Mozart's Quartet in D, K.575, the first of the last three "Prussian" Quartets, opened the concert. The ensemble played in front of the closed curtain, forward of the proscenium, but I felt that the large extent of material seemed to reduce the expected volume of sound, but the ears eventually adjusted. I suppose this was better than playing from a location deeper within the stage with all the sound free to go up through the rafters and side wings. An acoustical shell is needed for chamber music and recitals.
The interpretation was stylish with impeccable intonation and phrasing. Leader Fried is a very animated and physical performer, rather like Geoff Nuttall of the St. Lawrence String Quartet. She doesn't stamp her feet but constantly twists and sways her upper torso. A colleague noted that Nicolas Mann was also animated but I hardly noticed it at the time. Mozart quartets reveal the slightest imperfections and this critic heard none.

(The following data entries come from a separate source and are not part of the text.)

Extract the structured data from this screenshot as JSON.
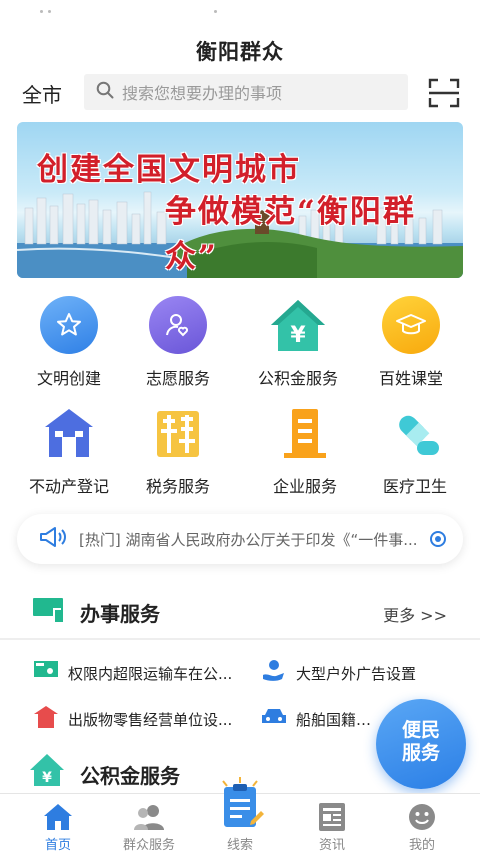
{
  "header": {
    "app_title": "衡阳群众",
    "city": "全市",
    "search_placeholder": "搜索您想要办理的事项"
  },
  "banner": {
    "line1": "创建全国文明城市",
    "line2": "争做模范“衡阳群众”"
  },
  "quick_grid": [
    {
      "label": "文明创建",
      "icon": "star-icon"
    },
    {
      "label": "志愿服务",
      "icon": "volunteer-icon"
    },
    {
      "label": "公积金服务",
      "icon": "yuan-house-icon"
    },
    {
      "label": "百姓课堂",
      "icon": "graduation-cap-icon"
    },
    {
      "label": "不动产登记",
      "icon": "building-icon"
    },
    {
      "label": "税务服务",
      "icon": "tax-icon"
    },
    {
      "label": "企业服务",
      "icon": "office-building-icon"
    },
    {
      "label": "医疗卫生",
      "icon": "pill-icon"
    }
  ],
  "notice": {
    "text": "[热门] 湖南省人民政府办公厅关于印发《“一件事..."
  },
  "section_office": {
    "title": "办事服务",
    "more": "更多 >>",
    "items": [
      {
        "label": "权限内超限运输车在公...",
        "icon": "truck-icon"
      },
      {
        "label": "大型户外广告设置",
        "icon": "hand-user-icon"
      },
      {
        "label": "出版物零售经营单位设...",
        "icon": "store-icon"
      },
      {
        "label": "船舶国籍证书",
        "icon": "car-icon"
      }
    ]
  },
  "section_fund": {
    "title": "公积金服务"
  },
  "fab": {
    "line1": "便民",
    "line2": "服务"
  },
  "tabs": [
    {
      "label": "首页",
      "icon": "home-icon",
      "active": true
    },
    {
      "label": "群众服务",
      "icon": "people-icon",
      "active": false
    },
    {
      "label": "线索",
      "icon": "clipboard-icon",
      "active": false
    },
    {
      "label": "资讯",
      "icon": "news-icon",
      "active": false
    },
    {
      "label": "我的",
      "icon": "smile-icon",
      "active": false
    }
  ],
  "colors": {
    "accent": "#2e7de0",
    "teal": "#21b88f",
    "banner_text": "#d21f2a"
  }
}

Cellist Rosen gave a short impassioned plea for the audience members to open their perceptions, close their eyes to the players and immerse themselves in the color and timbres of Henri Dutilleux's String Quartet, "Ansi la nuit" ("Thus the night"). The great living French composer completed the score in 1976 for the Juilliard String Quartet. I have regarded this, along with the Lutoslawski, to be among the greatest quartets from the last half of the Twentieth Century. It should join the repertory along with the Bartok's six, Shostakovich's fifteen and, in direct lineage, those of Debussy and Ravel. Like the later, Dutilleux's quartet is carefully structured with extraordinary attention to color. I like to think of it as a constantly changing Chihuly-like sonic sculpture or mobile. All these qualities were brought out superbly by the Mendelssohn Quartet players in each of the seven brief sections. Shortly after its commission, it was played on the Durham Chamber Arts Series by the Juilliard with Robert Mann in the first chair and it has been played here at least once since then.
Quintets for strings are too seldom heard, so the programming of Mendelssohn's Second String Quintet in B-Flat, Op. 87, was a treat worthy of the RCMG's celebration. Rare even on recordings, this was probably only the second time that I had heard a live performance, the first being a Spoleto USA concert in the 1980s. Fried's animated dervish made the first movement seem much more violin dominated than I had remembered. While not as elfin as the scherzos of the Octet or the Midsummer Night's Dream, the second movement brought a more even distribution of parts. One could savor the wonderful blending of Mann's viola with Eichenauer's. The pizzicatos were lovely. The "Adagio e lento" was appropriately slow and somber. The beautifully matched duet of the violins against a rhythmic figure in the lower strings was marvelous. Fast tempos characterized the fleet last movement. A tune by the burnished violas was countered by the violins. Rosen's firm cello sound was a fine anchor.
Enthusiastic applause brought several curtain calls and a lovely bouquet of lilies was presented to Robert Mann. The program notes and the Guild's president revealed that this was the nineteenth time that he had appeared under Guild sponsorship. There are at least three Mozart quintets that are not over exposed. Bring back Mann and the Mendelssohn Quartet to delight us again!
Looking over the state, besides the two separate chamber music series in the Triangle, there seems to be only one more small series devoted exclusively to chamber music- - in Pinehurst. Triangle music lovers are unbelievably lucky to be able to attend two extensive series so close by. We all owe a great debt to Edgar and Dorothy Alden for their efforts in founding the RCMG and to Ernest W. Nelson, who established the Durham Chamber Arts Society two years later.